B.C. has the highest foreign-home buyer tax in the world and the number of “transnational” buyers is waning, but the majority of Metro Vancouver residents still see foreigners as the biggest driver of high home prices.
Sixty-eight per cent of Metro Vancouverites believe “foreign investors have a lot of influence in driving up home prices” – the highest such perception in Canada – according to survey released this week by Canada Mortgage and Housing Corp. (CMHC).
That belief may be more perception than reality.
A new Statistics Canada transnational buyer study, also released this week, confirmed that foreigners own just 4.8 per cent of Metro Vancouver homes, with the highest ratios in the cities of Vancouver at 7.6 per cent and Richmond, at 7.5 per cent. A Metro anomaly is the University of B.C. Endowment Lands, where StatsCan says 14 per cent of homes are foreign-owned.
In B.C., the highest foreign ownership is at Sun Peaks, the Kamloops-area ski resort community, at 17 per cent, followed by Whistler at 16 per cent and Tofino, at 7.5 per cent, Statistics Canada found.

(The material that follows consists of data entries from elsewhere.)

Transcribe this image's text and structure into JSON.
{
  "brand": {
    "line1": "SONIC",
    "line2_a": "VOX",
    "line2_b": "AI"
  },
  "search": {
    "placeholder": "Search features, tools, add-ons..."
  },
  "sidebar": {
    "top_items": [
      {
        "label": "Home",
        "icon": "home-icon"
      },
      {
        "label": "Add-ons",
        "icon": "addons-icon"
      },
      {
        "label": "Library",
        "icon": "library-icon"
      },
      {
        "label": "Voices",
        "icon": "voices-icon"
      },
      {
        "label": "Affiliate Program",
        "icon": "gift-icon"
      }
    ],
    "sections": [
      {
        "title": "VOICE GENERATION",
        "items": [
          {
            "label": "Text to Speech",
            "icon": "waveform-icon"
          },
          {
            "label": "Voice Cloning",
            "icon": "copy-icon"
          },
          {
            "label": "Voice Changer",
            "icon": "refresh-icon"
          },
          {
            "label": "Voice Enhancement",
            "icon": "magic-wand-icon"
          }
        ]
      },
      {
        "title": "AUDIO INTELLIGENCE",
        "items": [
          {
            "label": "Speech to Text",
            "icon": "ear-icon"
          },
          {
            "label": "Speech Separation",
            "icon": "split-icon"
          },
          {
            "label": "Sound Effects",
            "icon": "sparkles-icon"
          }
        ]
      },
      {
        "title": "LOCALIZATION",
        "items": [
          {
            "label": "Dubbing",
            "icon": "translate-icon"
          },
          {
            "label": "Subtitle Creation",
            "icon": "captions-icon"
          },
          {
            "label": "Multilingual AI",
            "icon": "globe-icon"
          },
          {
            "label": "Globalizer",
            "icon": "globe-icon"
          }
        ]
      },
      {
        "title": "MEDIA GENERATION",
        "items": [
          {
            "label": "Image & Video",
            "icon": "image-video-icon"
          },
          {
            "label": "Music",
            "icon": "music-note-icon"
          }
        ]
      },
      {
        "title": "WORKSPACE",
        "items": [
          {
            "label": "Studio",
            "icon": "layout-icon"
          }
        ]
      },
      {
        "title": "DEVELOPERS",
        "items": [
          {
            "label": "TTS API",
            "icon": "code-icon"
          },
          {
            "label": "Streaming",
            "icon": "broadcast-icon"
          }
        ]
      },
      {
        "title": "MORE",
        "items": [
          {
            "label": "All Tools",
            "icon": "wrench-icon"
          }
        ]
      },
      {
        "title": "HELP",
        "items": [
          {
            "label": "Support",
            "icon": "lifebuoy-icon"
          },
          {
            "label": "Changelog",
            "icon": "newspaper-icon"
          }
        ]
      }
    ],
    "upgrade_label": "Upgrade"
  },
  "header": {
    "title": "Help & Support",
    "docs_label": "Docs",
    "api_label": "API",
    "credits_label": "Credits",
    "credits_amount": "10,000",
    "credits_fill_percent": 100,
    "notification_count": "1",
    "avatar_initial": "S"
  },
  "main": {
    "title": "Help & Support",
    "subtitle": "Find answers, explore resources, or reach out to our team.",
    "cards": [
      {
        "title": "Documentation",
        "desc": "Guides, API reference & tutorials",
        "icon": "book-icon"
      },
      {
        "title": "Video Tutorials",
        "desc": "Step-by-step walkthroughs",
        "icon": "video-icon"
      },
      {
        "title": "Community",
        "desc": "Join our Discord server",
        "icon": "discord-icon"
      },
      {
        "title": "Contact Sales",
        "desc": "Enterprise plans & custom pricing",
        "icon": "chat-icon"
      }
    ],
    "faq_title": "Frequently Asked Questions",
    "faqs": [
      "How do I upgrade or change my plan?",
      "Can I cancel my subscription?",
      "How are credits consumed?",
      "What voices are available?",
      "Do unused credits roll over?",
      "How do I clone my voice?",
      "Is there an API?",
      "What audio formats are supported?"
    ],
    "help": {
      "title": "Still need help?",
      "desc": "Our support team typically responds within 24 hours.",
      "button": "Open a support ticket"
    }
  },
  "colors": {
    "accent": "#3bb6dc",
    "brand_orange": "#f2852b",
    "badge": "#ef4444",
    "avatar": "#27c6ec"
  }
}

Juwai.com, China’s largest portal for foreign real estate, noted this week that parts of B.C., including Metro Vancouver, have the highest foreign-home buyer tax in the world. Raised in February to 20 per cent of a home’s value, the B.C. tax is nearly three times higher than second-place Australia, where foreign buyers are dinged seven per cent on their purchases, which are restricted to new homes, not resales.

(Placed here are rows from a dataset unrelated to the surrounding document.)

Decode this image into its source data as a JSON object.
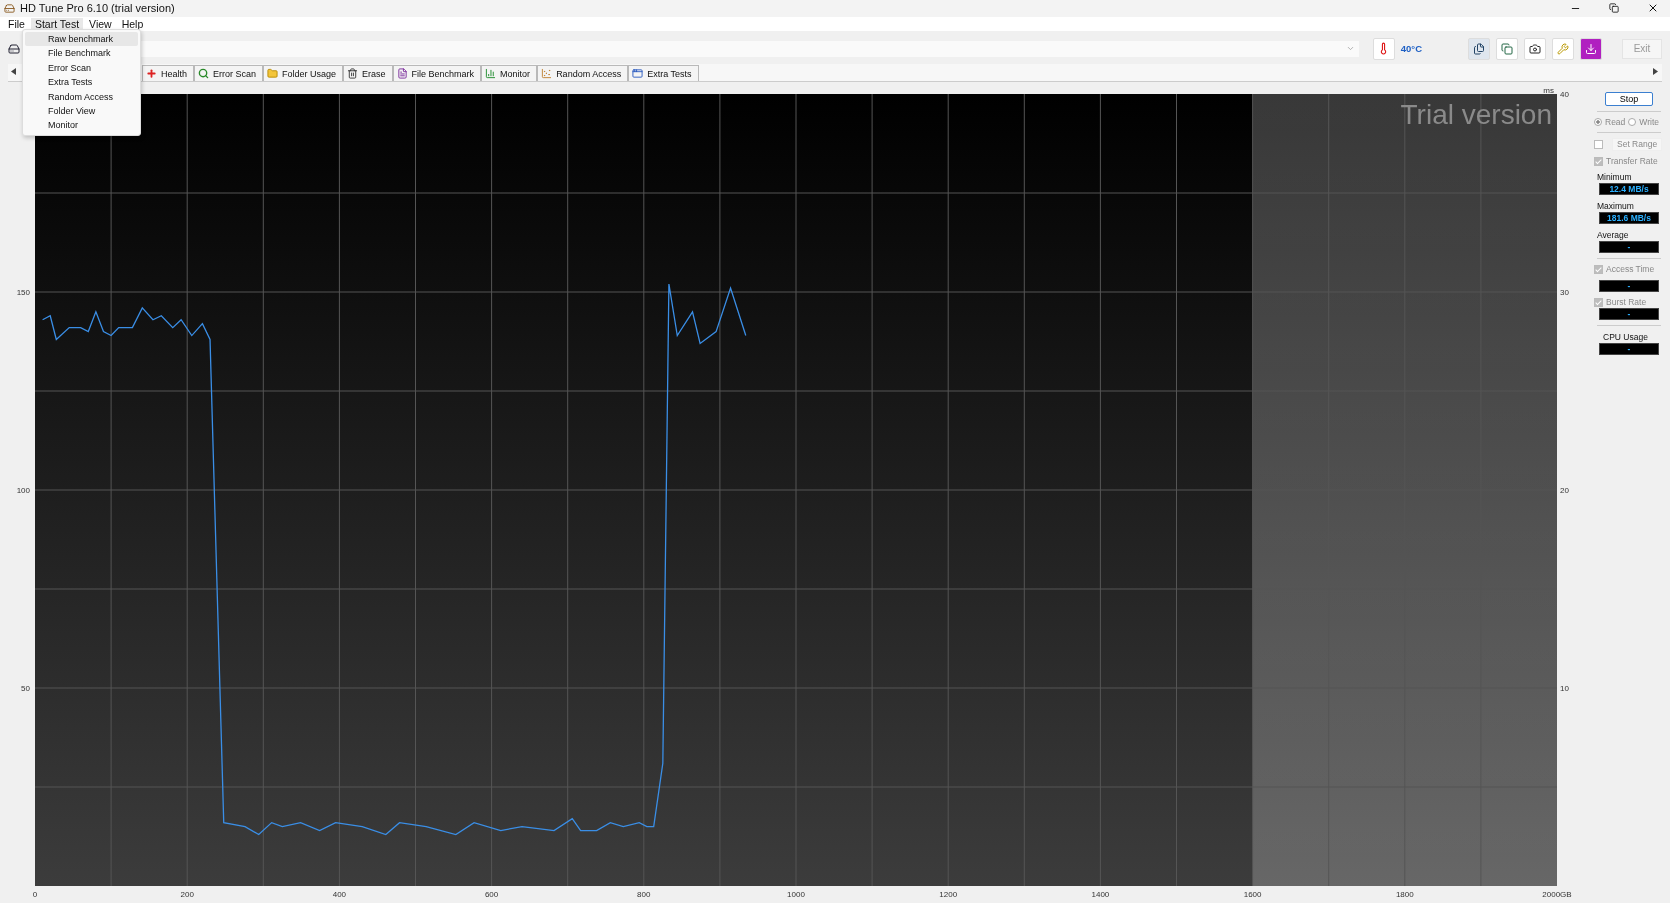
{
  "window": {
    "title": "HD Tune Pro 6.10 (trial version)"
  },
  "menu_bar": [
    {
      "label": "File",
      "selected": false
    },
    {
      "label": "Start Test",
      "selected": true
    },
    {
      "label": "View",
      "selected": false
    },
    {
      "label": "Help",
      "selected": false
    }
  ],
  "open_menu": [
    {
      "label": "Raw benchmark",
      "selected": true
    },
    {
      "label": "File Benchmark",
      "selected": false
    },
    {
      "label": "Error Scan",
      "selected": false
    },
    {
      "label": "Extra Tests",
      "selected": false
    },
    {
      "label": "Random Access",
      "selected": false
    },
    {
      "label": "Folder View",
      "selected": false
    },
    {
      "label": "Monitor",
      "selected": false
    }
  ],
  "toolbar": {
    "temperature": "40°C",
    "exit": "Exit"
  },
  "tabs": [
    {
      "label": "Health"
    },
    {
      "label": "Error Scan"
    },
    {
      "label": "Folder Usage"
    },
    {
      "label": "Erase"
    },
    {
      "label": "File Benchmark"
    },
    {
      "label": "Monitor"
    },
    {
      "label": "Random Access"
    },
    {
      "label": "Extra Tests"
    }
  ],
  "chart": {
    "watermark": "Trial version",
    "right_unit": "ms",
    "right_ticks": [
      "40",
      "30",
      "20",
      "10"
    ],
    "chart_data": {
      "type": "line",
      "grid": true,
      "xlim": [
        0,
        2000
      ],
      "ylim": [
        0,
        200
      ],
      "xticks": [
        0,
        200,
        400,
        600,
        800,
        1000,
        1200,
        1400,
        1600,
        1800,
        {
          "value": 2000,
          "label": "2000GB"
        }
      ],
      "yticks": [
        50,
        100,
        150
      ],
      "x": [
        10,
        20,
        28,
        45,
        60,
        70,
        80,
        90,
        100,
        110,
        128,
        141,
        155,
        166,
        181,
        192,
        206,
        220,
        230,
        248,
        276,
        294,
        311,
        325,
        349,
        374,
        395,
        430,
        461,
        479,
        514,
        553,
        577,
        612,
        640,
        682,
        706,
        717,
        738,
        756,
        773,
        794,
        804,
        813,
        825,
        833,
        844,
        864,
        874,
        895,
        914,
        934
      ],
      "series": [
        {
          "color": "#3a8ee6",
          "values": [
            143,
            144,
            138,
            141,
            141,
            140,
            145,
            140,
            139,
            141,
            141,
            146,
            143,
            144,
            141,
            143,
            139,
            142,
            138,
            16,
            15,
            13,
            16,
            15,
            16,
            14,
            16,
            15,
            13,
            16,
            15,
            13,
            16,
            14,
            15,
            14,
            17,
            14,
            14,
            16,
            15,
            16,
            15,
            15,
            31,
            152,
            139,
            145,
            137,
            140,
            151,
            139
          ]
        }
      ]
    }
  },
  "sidebar": {
    "stop": "Stop",
    "modes": [
      {
        "label": "Read",
        "selected": true
      },
      {
        "label": "Write",
        "selected": false
      }
    ],
    "set_range": {
      "label": "Set Range",
      "checked": false
    },
    "transfer_rate": {
      "label": "Transfer Rate",
      "checked": true
    },
    "minimum": {
      "label": "Minimum",
      "value": "12.4 MB/s"
    },
    "maximum": {
      "label": "Maximum",
      "value": "181.6 MB/s"
    },
    "average": {
      "label": "Average",
      "value": "-"
    },
    "access_time": {
      "label": "Access Time",
      "checked": true,
      "value": "-"
    },
    "burst_rate": {
      "label": "Burst Rate",
      "checked": true,
      "value": "-"
    },
    "cpu_usage": {
      "label": "CPU Usage",
      "value": "-"
    }
  }
}
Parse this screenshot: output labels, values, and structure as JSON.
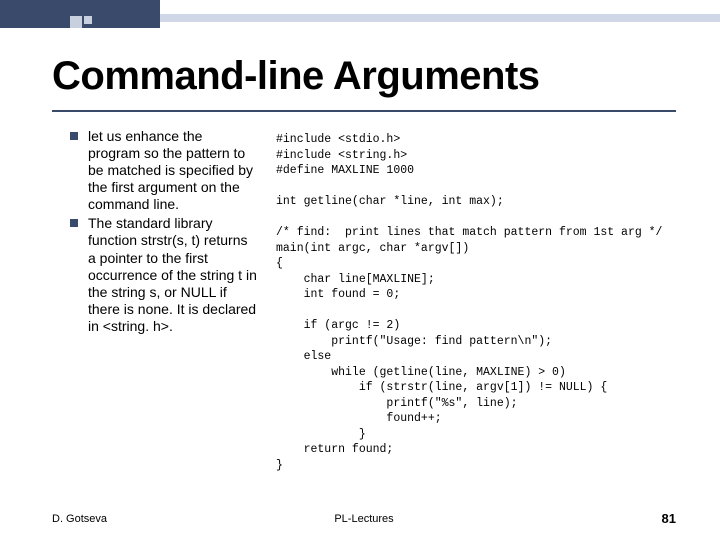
{
  "slide": {
    "title": "Command-line Arguments",
    "bullets": [
      "let us enhance the program so the pattern to be matched is specified by the first argument on the command line.",
      "The standard library function strstr(s, t) returns a pointer to the first occurrence of the string t in the string s, or NULL if there is none. It is declared in <string. h>."
    ],
    "code": "#include <stdio.h>\n#include <string.h>\n#define MAXLINE 1000\n\nint getline(char *line, int max);\n\n/* find:  print lines that match pattern from 1st arg */\nmain(int argc, char *argv[])\n{\n    char line[MAXLINE];\n    int found = 0;\n\n    if (argc != 2)\n        printf(\"Usage: find pattern\\n\");\n    else\n        while (getline(line, MAXLINE) > 0)\n            if (strstr(line, argv[1]) != NULL) {\n                printf(\"%s\", line);\n                found++;\n            }\n    return found;\n}"
  },
  "footer": {
    "author": "D. Gotseva",
    "center": "PL-Lectures",
    "page": "81"
  }
}
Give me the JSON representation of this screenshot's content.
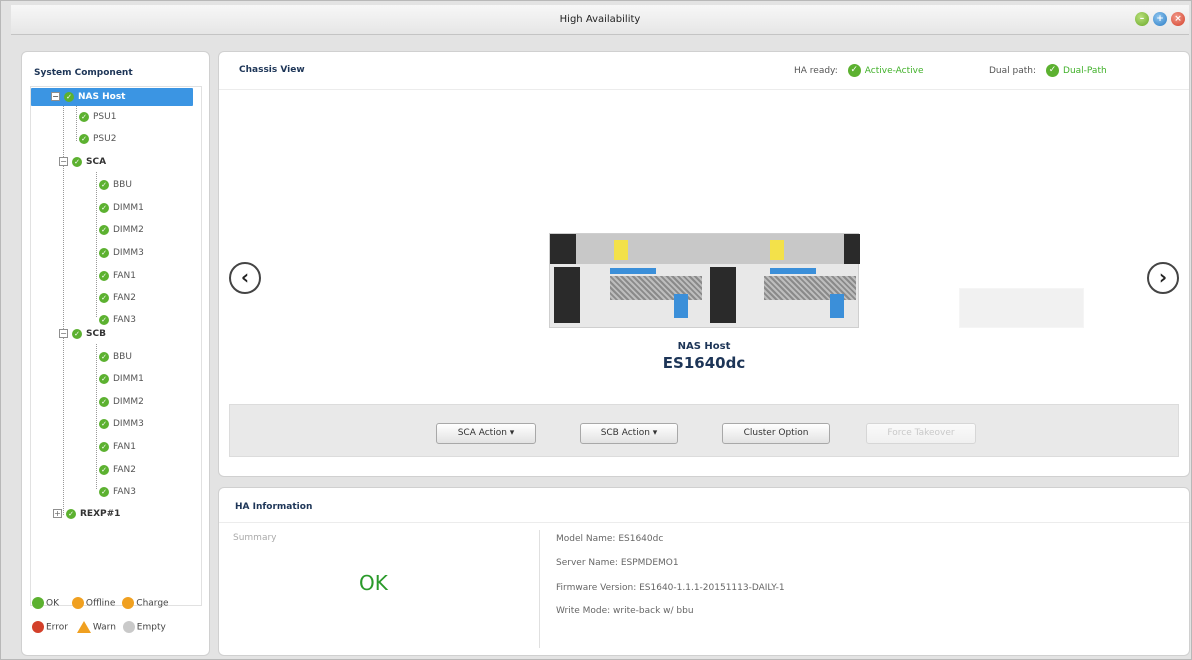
{
  "window": {
    "title": "High Availability"
  },
  "sidebar": {
    "heading": "System Component",
    "tree": {
      "nas_host": "NAS Host",
      "psu1": "PSU1",
      "psu2": "PSU2",
      "sca": "SCA",
      "sca_items": [
        "BBU",
        "DIMM1",
        "DIMM2",
        "DIMM3",
        "FAN1",
        "FAN2",
        "FAN3"
      ],
      "scb": "SCB",
      "scb_items": [
        "BBU",
        "DIMM1",
        "DIMM2",
        "DIMM3",
        "FAN1",
        "FAN2",
        "FAN3"
      ],
      "rexp": "REXP#1"
    },
    "legend": {
      "ok": "OK",
      "offline": "Offline",
      "charge": "Charge",
      "error": "Error",
      "warn": "Warn",
      "empty": "Empty"
    }
  },
  "chassis": {
    "title": "Chassis View",
    "ha_ready_label": "HA ready:",
    "ha_ready_value": "Active-Active",
    "dual_path_label": "Dual path:",
    "dual_path_value": "Dual-Path",
    "device_label": "NAS Host",
    "device_model": "ES1640dc",
    "buttons": {
      "sca_action": "SCA Action ▾",
      "scb_action": "SCB Action ▾",
      "cluster_option": "Cluster Option",
      "force_takeover": "Force Takeover"
    }
  },
  "ha_info": {
    "title": "HA Information",
    "summary_label": "Summary",
    "summary_value": "OK",
    "model_name": "Model Name: ES1640dc",
    "server_name": "Server Name: ESPMDEMO1",
    "firmware_version": "Firmware Version: ES1640-1.1.1-20151113-DAILY-1",
    "write_mode": "Write Mode: write-back w/ bbu"
  },
  "colors": {
    "ok_green": "#5cb130",
    "selection_blue": "#3b95e3",
    "title_navy": "#1d3557"
  }
}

Juwai.com adds that fewer Chinese investors – who make up the bulk of B.C.’s foreign buyers – are even looking at Canadian real estate since the introduction of higher taxes in B.C. and Ontario, where the tax is 15 per cent.
“Chinese buyer demand in Vancouver is flat as a pancake. Vancouver’s tax is working by driving a share of buyers to other cities, especially Seattle. It has taken the froth off of the top,” said Juwai.com vice-president Byron Burley.

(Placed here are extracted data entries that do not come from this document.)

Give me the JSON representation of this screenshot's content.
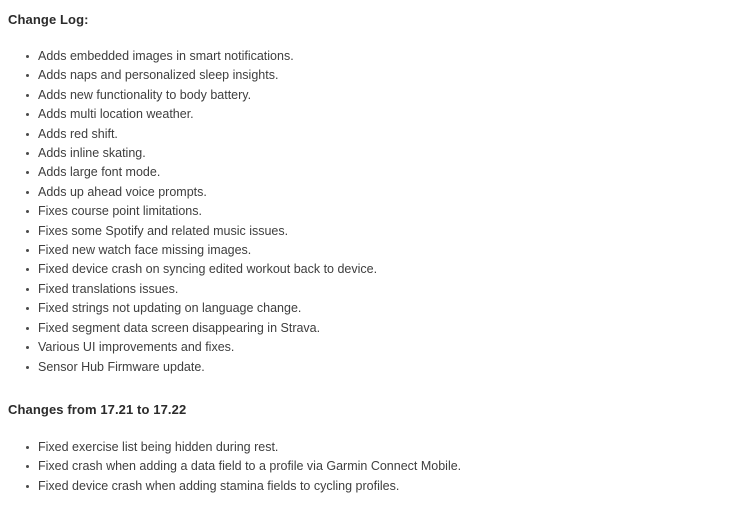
{
  "document": {
    "sections": [
      {
        "heading": "Change Log:",
        "items": [
          "Adds embedded images in smart notifications.",
          "Adds naps and personalized sleep insights.",
          "Adds new functionality to body battery.",
          "Adds multi location weather.",
          "Adds red shift.",
          "Adds inline skating.",
          "Adds large font mode.",
          "Adds up ahead voice prompts.",
          "Fixes course point limitations.",
          "Fixes some Spotify and related music issues.",
          "Fixed new watch face missing images.",
          "Fixed device crash on syncing edited workout back to device.",
          "Fixed translations issues.",
          "Fixed strings not updating on language change.",
          "Fixed segment data screen disappearing in Strava.",
          "Various UI improvements and fixes.",
          "Sensor Hub Firmware update."
        ]
      },
      {
        "heading": "Changes from 17.21 to 17.22",
        "items": [
          "Fixed exercise list being hidden during rest.",
          "Fixed crash when adding a data field to a profile via Garmin Connect Mobile.",
          "Fixed device crash when adding stamina fields to cycling profiles."
        ]
      }
    ]
  },
  "colors": {
    "background": "#ffffff",
    "heading_text": "#2b2b2b",
    "body_text": "#3e3e3e",
    "bullet": "#4a4a4a"
  }
}
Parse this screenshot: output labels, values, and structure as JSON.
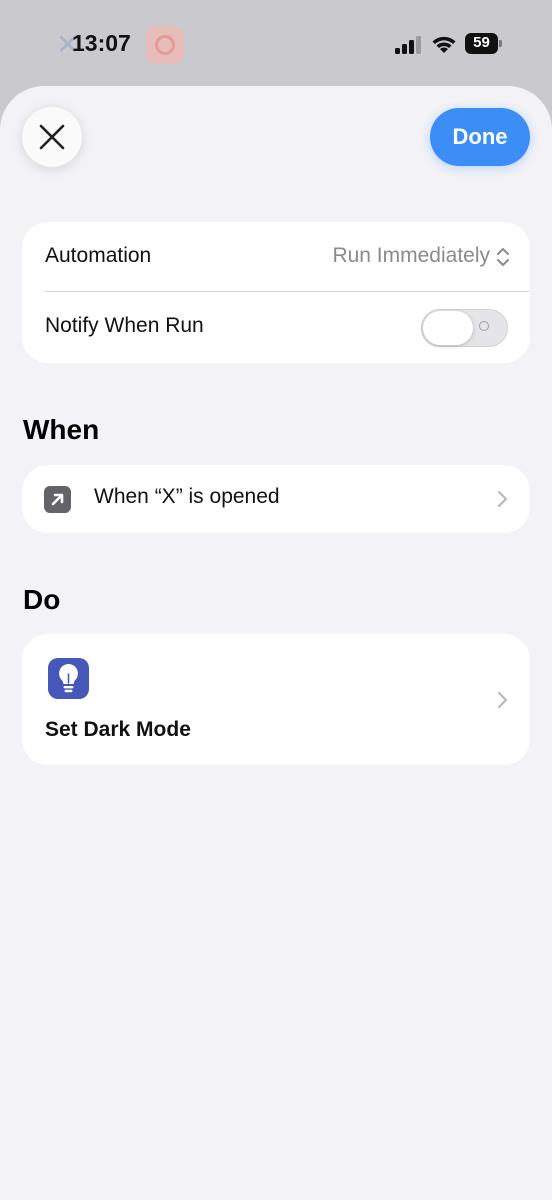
{
  "status_bar": {
    "time": "13:07",
    "battery": "59",
    "icons": [
      "signal-icon",
      "wifi-icon",
      "battery-icon"
    ]
  },
  "header": {
    "close_icon": "close-icon",
    "done_label": "Done"
  },
  "settings": {
    "automation_label": "Automation",
    "automation_value": "Run Immediately",
    "notify_label": "Notify When Run",
    "notify_on": false
  },
  "when": {
    "title": "When",
    "trigger_label": "When “X” is opened",
    "icon": "arrow-up-right-icon"
  },
  "do": {
    "title": "Do",
    "action_label": "Set Dark Mode",
    "icon": "lightbulb-icon"
  },
  "colors": {
    "accent": "#3a8ef6",
    "sheet_bg": "#f2f2f7",
    "action_icon_bg": "#4557b8",
    "trigger_icon_bg": "#646468"
  }
}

One sector of stronger foreign buyer interest is in Metro Vancouver’s pre-sale condo market, according to CMHC.
Since 2016, the share of new condominiums pre-sold to foreign buyers has reached 19 per cent in Vancouver and accounts for 24 per cent of all pre-sale buyers in Richmond and 23 per cent in Coquitlam, said Eric Bond, a market analysis principal with the federal housing agency.
In the three months since the foreign buyer tax was increased to 20 per cent, the benchmark price of a Metro Vancouver detached has increased just 0.4 per cent while overall home sales have fallen 35.1 per cent when compared with the same period a year earlier, according to May data from the Real Estate Board of Greater Vancouver.